Die Fahrgeschäfte und die Preise
Die zahlreichen Schausteller auf dem Schützenplatz erheben ihre eigenen Eintrittspreise. Die meisten von ihnen hatten ihre letzten "Auftritte" auf den Weihnachtsmärkten 2019. Ob sich die gewaltigen finanziellen Lücken auch in den Fahrkartenpreisen niederschlagen wird, beantwortet Schneider mit: "Ich hoffe es wird so wie 2019. Ich habe da keine Informationen zu."

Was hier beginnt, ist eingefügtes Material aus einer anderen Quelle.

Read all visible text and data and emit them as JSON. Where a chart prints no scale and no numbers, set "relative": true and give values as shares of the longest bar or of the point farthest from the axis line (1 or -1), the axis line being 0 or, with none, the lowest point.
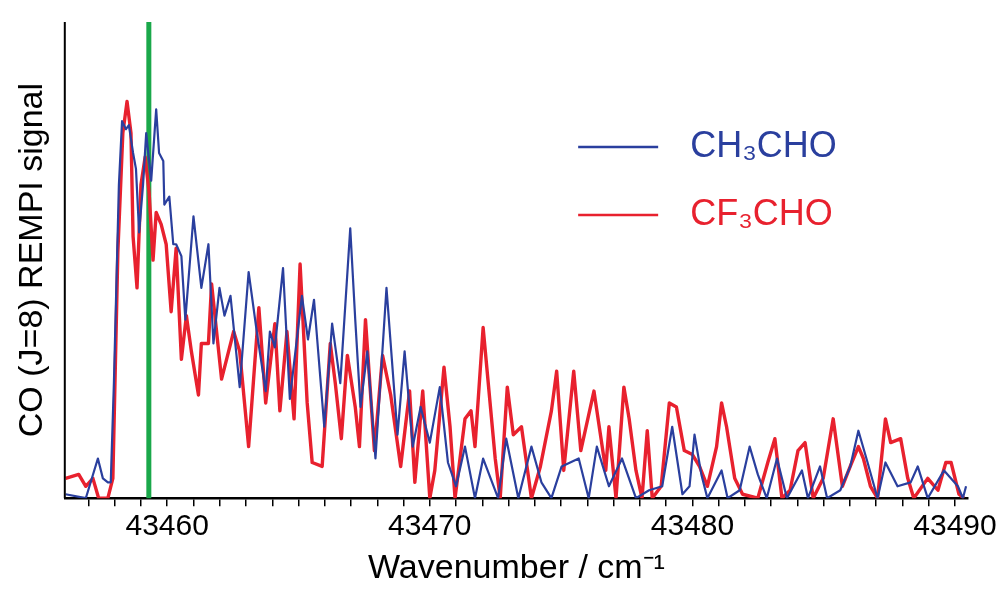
{
  "chart_data": {
    "type": "line",
    "xlabel": "Wavenumber / cm⁻¹",
    "ylabel": "CO (J=8) REMPI signal",
    "relative": true,
    "legend": "top right",
    "grid": false,
    "marker": "none",
    "line_style": "solid",
    "xlim": [
      43456.1,
      43490.5
    ],
    "xticks": [
      {
        "value": 43457,
        "label": null
      },
      {
        "value": 43458,
        "label": null
      },
      {
        "value": 43459,
        "label": null
      },
      43460,
      {
        "value": 43461,
        "label": null
      },
      {
        "value": 43462,
        "label": null
      },
      {
        "value": 43463,
        "label": null
      },
      {
        "value": 43464,
        "label": null
      },
      {
        "value": 43465,
        "label": null
      },
      {
        "value": 43466,
        "label": null
      },
      {
        "value": 43467,
        "label": null
      },
      {
        "value": 43468,
        "label": null
      },
      {
        "value": 43469,
        "label": null
      },
      43470,
      {
        "value": 43471,
        "label": null
      },
      {
        "value": 43472,
        "label": null
      },
      {
        "value": 43473,
        "label": null
      },
      {
        "value": 43474,
        "label": null
      },
      {
        "value": 43475,
        "label": null
      },
      {
        "value": 43476,
        "label": null
      },
      {
        "value": 43477,
        "label": null
      },
      {
        "value": 43478,
        "label": null
      },
      {
        "value": 43479,
        "label": null
      },
      43480,
      {
        "value": 43481,
        "label": null
      },
      {
        "value": 43482,
        "label": null
      },
      {
        "value": 43483,
        "label": null
      },
      {
        "value": 43484,
        "label": null
      },
      {
        "value": 43485,
        "label": null
      },
      {
        "value": 43486,
        "label": null
      },
      {
        "value": 43487,
        "label": null
      },
      {
        "value": 43488,
        "label": null
      },
      {
        "value": 43489,
        "label": null
      },
      43490
    ],
    "ref_lines": [
      {
        "axis": "x",
        "value": 43459.3,
        "color": "#1aa84a"
      }
    ],
    "series": [
      {
        "name": "CH₃CHO",
        "color": "#2a3f9e",
        "x": [
          43456.13,
          43456.9,
          43457.36,
          43457.55,
          43457.74,
          43457.85,
          43457.97,
          43458.16,
          43458.28,
          43458.43,
          43458.54,
          43458.7,
          43458.81,
          43458.93,
          43459.08,
          43459.2,
          43459.39,
          43459.58,
          43459.69,
          43459.85,
          43459.89,
          43460.08,
          43460.23,
          43460.34,
          43460.54,
          43460.69,
          43461.0,
          43461.3,
          43461.57,
          43461.76,
          43461.99,
          43462.18,
          43462.41,
          43462.76,
          43463.1,
          43463.41,
          43463.75,
          43463.91,
          43464.1,
          43464.41,
          43464.67,
          43465.13,
          43465.36,
          43465.59,
          43465.98,
          43466.28,
          43466.59,
          43466.97,
          43467.16,
          43467.36,
          43467.62,
          43467.93,
          43468.35,
          43468.77,
          43469.04,
          43469.35,
          43469.65,
          43470.0,
          43470.38,
          43470.69,
          43471.0,
          43471.34,
          43471.72,
          43472.03,
          43472.6,
          43472.91,
          43473.37,
          43473.87,
          43474.25,
          43474.63,
          43475.02,
          43475.67,
          43476.05,
          43476.36,
          43476.82,
          43477.32,
          43477.85,
          43478.35,
          43478.85,
          43479.23,
          43479.62,
          43479.89,
          43480.08,
          43480.34,
          43480.57,
          43481.11,
          43481.34,
          43481.8,
          43482.18,
          43482.49,
          43482.83,
          43483.22,
          43483.6,
          43484.17,
          43484.4,
          43484.86,
          43485.13,
          43485.63,
          43486.01,
          43486.32,
          43486.67,
          43487.05,
          43487.35,
          43487.81,
          43488.31,
          43488.58,
          43488.96,
          43489.58,
          43490.11,
          43490.3,
          43490.42
        ],
        "values": [
          0.01,
          0.0,
          0.1,
          0.05,
          0.04,
          0.04,
          0.29,
          0.79,
          0.95,
          0.93,
          0.94,
          0.87,
          0.83,
          0.67,
          0.79,
          0.92,
          0.8,
          0.98,
          0.87,
          0.85,
          0.74,
          0.76,
          0.64,
          0.64,
          0.61,
          0.45,
          0.71,
          0.53,
          0.64,
          0.39,
          0.53,
          0.46,
          0.51,
          0.28,
          0.57,
          0.42,
          0.27,
          0.42,
          0.38,
          0.58,
          0.25,
          0.51,
          0.4,
          0.5,
          0.18,
          0.44,
          0.29,
          0.68,
          0.45,
          0.23,
          0.37,
          0.1,
          0.53,
          0.16,
          0.37,
          0.13,
          0.23,
          0.14,
          0.28,
          0.09,
          0.03,
          0.13,
          0.0,
          0.1,
          0.0,
          0.15,
          0.0,
          0.13,
          0.04,
          0.0,
          0.08,
          0.1,
          0.0,
          0.13,
          0.03,
          0.1,
          0.0,
          0.02,
          0.03,
          0.18,
          0.01,
          0.03,
          0.16,
          0.06,
          0.0,
          0.07,
          0.0,
          0.02,
          0.13,
          0.06,
          0.0,
          0.1,
          0.0,
          0.07,
          0.0,
          0.08,
          0.0,
          0.02,
          0.08,
          0.17,
          0.09,
          0.0,
          0.09,
          0.03,
          0.04,
          0.08,
          0.0,
          0.07,
          0.03,
          0.0,
          0.03
        ]
      },
      {
        "name": "CF₃CHO",
        "color": "#e8212e",
        "x": [
          43456.13,
          43456.63,
          43456.9,
          43457.17,
          43457.39,
          43457.74,
          43457.93,
          43458.12,
          43458.31,
          43458.47,
          43458.62,
          43458.7,
          43458.85,
          43459.0,
          43459.16,
          43459.31,
          43459.46,
          43459.58,
          43459.77,
          43459.96,
          43460.15,
          43460.34,
          43460.54,
          43460.73,
          43460.92,
          43461.19,
          43461.3,
          43461.57,
          43461.69,
          43462.07,
          43462.53,
          43462.76,
          43463.1,
          43463.49,
          43463.75,
          43464.1,
          43464.29,
          43464.56,
          43464.83,
          43465.06,
          43465.33,
          43465.52,
          43465.9,
          43466.21,
          43466.4,
          43466.63,
          43466.86,
          43467.16,
          43467.32,
          43467.55,
          43467.89,
          43468.2,
          43468.51,
          43468.7,
          43468.89,
          43469.23,
          43469.43,
          43469.73,
          43470.0,
          43470.19,
          43470.54,
          43470.77,
          43470.96,
          43471.34,
          43471.57,
          43471.72,
          43472.03,
          43472.49,
          43472.68,
          43472.95,
          43473.18,
          43473.49,
          43473.87,
          43474.21,
          43474.63,
          43474.83,
          43475.1,
          43475.48,
          43475.75,
          43476.25,
          43476.7,
          43476.82,
          43477.09,
          43477.39,
          43477.59,
          43477.85,
          43478.08,
          43478.28,
          43478.47,
          43478.81,
          43479.12,
          43479.39,
          43479.69,
          43480.0,
          43480.27,
          43480.57,
          43480.92,
          43481.11,
          43481.3,
          43481.61,
          43481.91,
          43482.49,
          43482.87,
          43483.14,
          43483.41,
          43483.72,
          43484.02,
          43484.29,
          43484.6,
          43484.98,
          43485.36,
          43485.71,
          43486.01,
          43486.32,
          43486.51,
          43486.78,
          43487.05,
          43487.35,
          43487.55,
          43487.93,
          43488.2,
          43488.43,
          43488.96,
          43489.35,
          43489.65,
          43489.85,
          43490.15,
          43490.34
        ],
        "values": [
          0.05,
          0.06,
          0.03,
          0.05,
          0.0,
          0.0,
          0.05,
          0.62,
          0.92,
          1.0,
          0.92,
          0.66,
          0.53,
          0.79,
          0.86,
          0.77,
          0.6,
          0.72,
          0.69,
          0.64,
          0.47,
          0.63,
          0.35,
          0.46,
          0.37,
          0.26,
          0.39,
          0.39,
          0.54,
          0.3,
          0.42,
          0.37,
          0.13,
          0.48,
          0.24,
          0.44,
          0.22,
          0.42,
          0.2,
          0.59,
          0.24,
          0.09,
          0.08,
          0.39,
          0.29,
          0.15,
          0.36,
          0.23,
          0.13,
          0.45,
          0.12,
          0.36,
          0.26,
          0.17,
          0.08,
          0.27,
          0.04,
          0.27,
          0.0,
          0.07,
          0.33,
          0.18,
          0.0,
          0.2,
          0.22,
          0.13,
          0.43,
          0.1,
          0.0,
          0.28,
          0.16,
          0.18,
          0.0,
          0.08,
          0.22,
          0.32,
          0.07,
          0.32,
          0.12,
          0.27,
          0.07,
          0.18,
          0.0,
          0.28,
          0.2,
          0.07,
          0.0,
          0.17,
          0.0,
          0.03,
          0.24,
          0.23,
          0.12,
          0.11,
          0.08,
          0.03,
          0.13,
          0.24,
          0.18,
          0.05,
          0.01,
          0.0,
          0.09,
          0.15,
          0.0,
          0.02,
          0.12,
          0.14,
          0.0,
          0.05,
          0.2,
          0.03,
          0.08,
          0.13,
          0.1,
          0.03,
          0.0,
          0.2,
          0.14,
          0.15,
          0.05,
          0.0,
          0.05,
          0.02,
          0.09,
          0.09,
          0.01,
          0.0
        ]
      }
    ]
  }
}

Das Riesenrad Mon Amour liefert dieses Jahr das Unternehmen FTE Ahrend - es ist ebenso groß wie der bekannte Wilhelm. Dieser steht allerdings in Hannover. Mon Amour stand im letzten Jahr übrigens auch beim "Sommerstadtvergnügen" in Braunschweig vor dem Rathaus. In der Zwischenzeit wurde es aber komplett überholt und neu bemalt. Foto: Marvin König
Im Booster drehen sich nicht nur die Fläche und die einzelnen Gondeln, die gesamte Platte erhebt sich gen Himmel. Foto: Marvin König
Zu den bereits vorgestellten Fahrgeschäften gesellen sich auch Klassiker wie der BreakDancer, der sich zum Zeitpunkt des Pressetermins aber noch im Aufbau befand. Ebenso noch nicht zu erkennen war die Geisterbahn. Neben dem Laufgeschäft "Remmi Demmi" befindet sich - erstmals in Goslar - der Chaos AIRPORT. Für die Kinder gibt es neben Schiffsschaukel und Kettenkarussell den Kinderwellenflieger, Babyflug, Fantasia, Trampoline, ein sogenanntes "Bodenkarussell" (hinter dem Begriff verbergen sich die klassischen Kinderkarussells, bei dem auf Lokomotiven, Feuerwehrautos, Pferden, Raumschiffen und Zügen gesessen werden kann).
Hinzu kommen Spielgeschäfte wie das Luftgewehrschießen und Pfeilwerfen, zwei Fischstände, etliche Süßwarenstände, und zwölf Markthändler.